Australia extended immediate and urgent assistance to the AFP during the Battle of Marawi City. The Royal Australian Air Force (RAAF) deployed two AP-3C Orion aircraft to provide surveillance and reconnaissance support to the AFP’s combat operation against Muslim militants who took control of the city. Signal and photographic intelligence provided by the American and Australian reconnaissance planes enabled the AFP to deploy its FA-50s fighter planes and OV-10 ground attack planes to launch surgical airstrikes on the ISIS’ positions in the city. During the fighting, Australia also considered sending ADF personnel to the Philippines to advise and assist the AFP in its counter-terrorism campaign against Islamic militants — something that the ADF had been doing in Iraq.

In the aftermath of the battle of Marawi City, Australia looked at further collaboration and capacity-building work with the Philippines and other regional partners on fostering cooperation among regional coast guards to tighten border control in the Sulu Sea. This was to limit the movement of money, technology, and fighters to extremist groups in the Southern Philippines.

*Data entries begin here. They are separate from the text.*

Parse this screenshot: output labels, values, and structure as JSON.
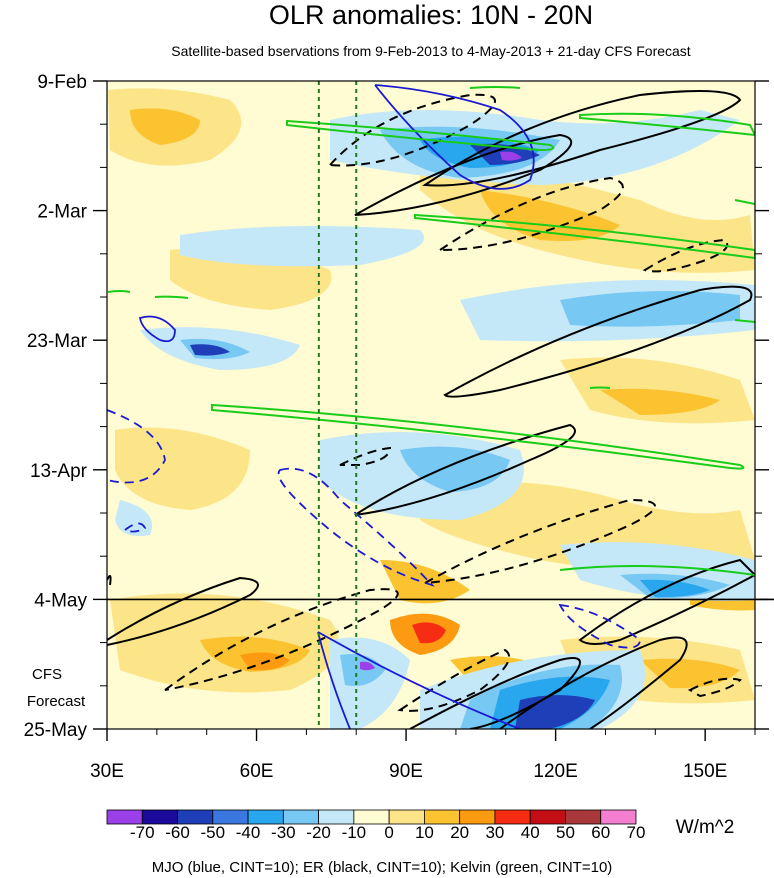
{
  "chart_data": {
    "type": "heatmap",
    "title": "OLR anomalies: 10N - 20N",
    "subtitle": "Satellite-based bservations from 9-Feb-2013 to 4-May-2013 + 21-day CFS Forecast",
    "x_axis": {
      "range_deg_east": [
        30,
        160
      ],
      "tick_labels": [
        "30E",
        "60E",
        "90E",
        "120E",
        "150E"
      ],
      "tick_values": [
        30,
        60,
        90,
        120,
        150
      ]
    },
    "y_axis": {
      "range_days": [
        0,
        105
      ],
      "tick_labels": [
        "9-Feb",
        "2-Mar",
        "23-Mar",
        "13-Apr",
        "4-May",
        "25-May"
      ],
      "tick_values_days": [
        0,
        21,
        42,
        63,
        84,
        105
      ]
    },
    "observation_end_label": "4-May",
    "observation_end_day": 84,
    "forecast_label_line1": "CFS",
    "forecast_label_line2": "Forecast",
    "reference_longitudes": [
      72.5,
      80
    ],
    "colorbar": {
      "levels": [
        -70,
        -60,
        -50,
        -40,
        -30,
        -20,
        -10,
        0,
        10,
        20,
        30,
        40,
        50,
        60,
        70
      ],
      "labels": [
        "-70",
        "-60",
        "-50",
        "-40",
        "-30",
        "-20",
        "-10",
        "0",
        "10",
        "20",
        "30",
        "40",
        "50",
        "60",
        "70"
      ],
      "colors": [
        "#9b40e8",
        "#1a0b9c",
        "#1f3fb8",
        "#3a78e0",
        "#28a6ee",
        "#78c8f4",
        "#c4e8f8",
        "#fffbd2",
        "#fce489",
        "#fcc331",
        "#fc9a12",
        "#f62d13",
        "#c40e16",
        "#a8383b",
        "#f47fd0"
      ],
      "units": "W/m^2"
    },
    "footer": "MJO (blue, CINT=10); ER (black, CINT=10); Kelvin (green, CINT=10)",
    "contour_legend": [
      {
        "name": "MJO",
        "color": "#1a1ad0"
      },
      {
        "name": "ER",
        "color": "#000000"
      },
      {
        "name": "Kelvin",
        "color": "#19cc19"
      }
    ]
  }
}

FROM COMPREHENSIVE TO A STRATEGIC PARTNERSHIP
To show Canberra’s seriousness in uplifting its security relations with the Philippines from a comprehensive to a strategic partnership, Foreign Minister Wong announced initiatives to enhance maritime cooperation and more considerable official development assistance to the Philippines in 2023 and 2024. She said that maritime cooperation initiatives include technical assistance and capacity building for the Philippine Coast Guard; transfer of equipment, skills, and technology to improve maritime domain awareness and marine protection; and assistance to mitigate the oil spill’s environmental impact off Mindoro.

She also raised the prospect of Australia joining the Philippines, Japan, and the US in exercising freedom of navigation and overflight in the South China Sea. She added that Canberra is committed to continuing its long-standing naval presence in the Indo-Pacific region.

Finally, she discussed with Secretary Manalo the potential trilateral security cooperation between the Philippines, Japan, and Australia. Tokyo and Canberra coordinated their security assistance to the Philippines during the Duterte Administration when both middle powers became concerned over former President Duterte’s failed efforts to wean the Philippines away from the US and gravitate toward China. She announced that Australia is willing to work “with the Philippines and other parties, other nations to help shape the region.”

Our friendship and security partnership with Australia — one of the countries most trusted by Filipinos — is also something to be cherished.

 

Dr. Renato Cruz De Castro is a trustee and convenor of the National Security and East Asian Affairs Program of the Stratbase ADR Institute.